自分がない | 美容皮膚科医の日常

美容皮膚科医の日常

一美容皮膚科医の想い

幼少期に親族に虐待されていたり、そこまでいかずとも、「お前はダメなやつだ」的な暴言を吐かれたりしていると、心の傷というか呪縛のようなものができてしまいます。もちろん、成長してからでもその類の嫌な目に遭っていれば、自分自身を過小評価あるいは卑下して、自分の本来の力を信じられなくなります。

 

極端に言えば、「自分がなくなる」のです。

しかし、幸せになりたいという欲求は、むしろ強烈なものになりますから、他人に依存するようになるのです。自分の力を信じられませんので・・・

 

つまり、空虚な自分を他人の力を利用して埋めようとする。そして根本的に、他人の自分に対する好意や善意を信用しないので、「奪おう」という意識になるのですね。

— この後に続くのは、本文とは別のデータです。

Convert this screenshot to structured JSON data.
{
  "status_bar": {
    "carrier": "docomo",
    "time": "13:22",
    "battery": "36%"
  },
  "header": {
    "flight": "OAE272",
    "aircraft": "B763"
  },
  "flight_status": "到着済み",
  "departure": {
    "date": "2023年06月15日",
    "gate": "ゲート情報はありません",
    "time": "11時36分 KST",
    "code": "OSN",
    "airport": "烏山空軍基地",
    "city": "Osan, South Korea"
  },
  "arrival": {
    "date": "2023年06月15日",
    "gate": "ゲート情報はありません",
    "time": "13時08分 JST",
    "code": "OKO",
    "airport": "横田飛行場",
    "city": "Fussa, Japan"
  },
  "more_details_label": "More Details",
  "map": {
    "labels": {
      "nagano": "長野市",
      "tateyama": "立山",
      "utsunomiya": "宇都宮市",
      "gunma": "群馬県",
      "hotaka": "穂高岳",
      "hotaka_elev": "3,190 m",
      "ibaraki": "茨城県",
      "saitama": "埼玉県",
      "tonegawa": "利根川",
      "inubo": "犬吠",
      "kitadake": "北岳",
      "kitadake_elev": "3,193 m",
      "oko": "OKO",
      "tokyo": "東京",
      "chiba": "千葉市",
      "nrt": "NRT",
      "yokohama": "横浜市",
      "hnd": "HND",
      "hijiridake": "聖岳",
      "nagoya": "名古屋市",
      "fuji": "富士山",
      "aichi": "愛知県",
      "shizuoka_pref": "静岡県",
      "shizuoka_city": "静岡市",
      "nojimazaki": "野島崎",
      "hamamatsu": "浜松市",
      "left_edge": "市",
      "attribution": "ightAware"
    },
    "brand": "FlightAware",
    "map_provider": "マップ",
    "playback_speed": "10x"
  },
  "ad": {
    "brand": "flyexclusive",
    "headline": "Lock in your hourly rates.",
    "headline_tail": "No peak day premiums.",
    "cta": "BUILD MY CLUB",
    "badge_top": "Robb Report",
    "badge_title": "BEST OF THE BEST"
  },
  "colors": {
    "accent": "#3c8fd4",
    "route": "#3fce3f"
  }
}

ここを相手に見抜かれてしまうと、その人から去っていきますので、このタイプの人は自分に利益を与えてくれる人を常に物色するようになります。

 

前々回の記事に出てきた女性もまさにこのタイプだったようで、アプリを使用したり、グレー系のバイト(サクラなど)、相席何とか・・・などを通して、常に補充を怠らなかったのでしょう。まあ・・・仕事で使用しているわけでもないのに、スマホ2台持ちの人とかちょっと怪しいですよ 笑

 

閑話休題

しかし、利用したり、奪ったりして得られるものなど、たかが知れていますので、いつも「足りない、足りない!」といういわゆる餓鬼という状態にあり、本当の充足感が得られることはありません。相手が非常に優しく経済的に余裕がある場合は、客観的に見ればかなりの利益を得ることもありますが、それに対して本心から感謝するということもありません。

この「足りない」というワードは結構決定的ですよ。

 

あと、わかりやすい特徴として、このタイプの人は「人間を人間と見られない」のです。つまり、道具とかお金にしか見えない。外見上、恋人のように一緒にいたとしても、「単に空間を共有しているもの」くらいの認識です。

 

しかし、相手は実際は感情もあり、自分の頭で動く人間ですので、このタイプの人の感覚としては・・・そうですね、犬などの動物のようにとらえていて、対応するというイメージがわかりやすいと思います。

 

要は、「お前は私の犬なのだから、私の言うとおりにしろ!」という感覚です(もちろん犬好きの人が、皆こう思って犬を飼っているとは思っていませんよ 笑)。

 

ですから、「犬」が自分の意に反することをすると、「なんで私の言うことをきかないんだ。私の言うとおりに『お手』をしろよ」という感覚にしかならず、打ちつけるようなことをして、妥協点を見出そうなどとしないのです。相手の利用価値によっては多少の手綱の調整はするかもしれませんが・・・

 

念のため申し上げると、別にこういう生き方をする人は悪であり糾弾すべきだとも思いません(前提として、気の毒な経験もあることですし)。

 

そういう生き方しかできないんだろうな。何かの理由があって、そうしているんだろうな。幸せから最も遠いところにいるような気もするけど、幸せは人それぞれだしね・・・というのが私見です。

まあ、この状況から脱却するシナリオも当然あるにはあるのですが。

 

人間関係というのは、win-winでなければ本来正常なものとはなりえません。それを意識して生きていれば、大きく道を踏み外すことはないかなと思います。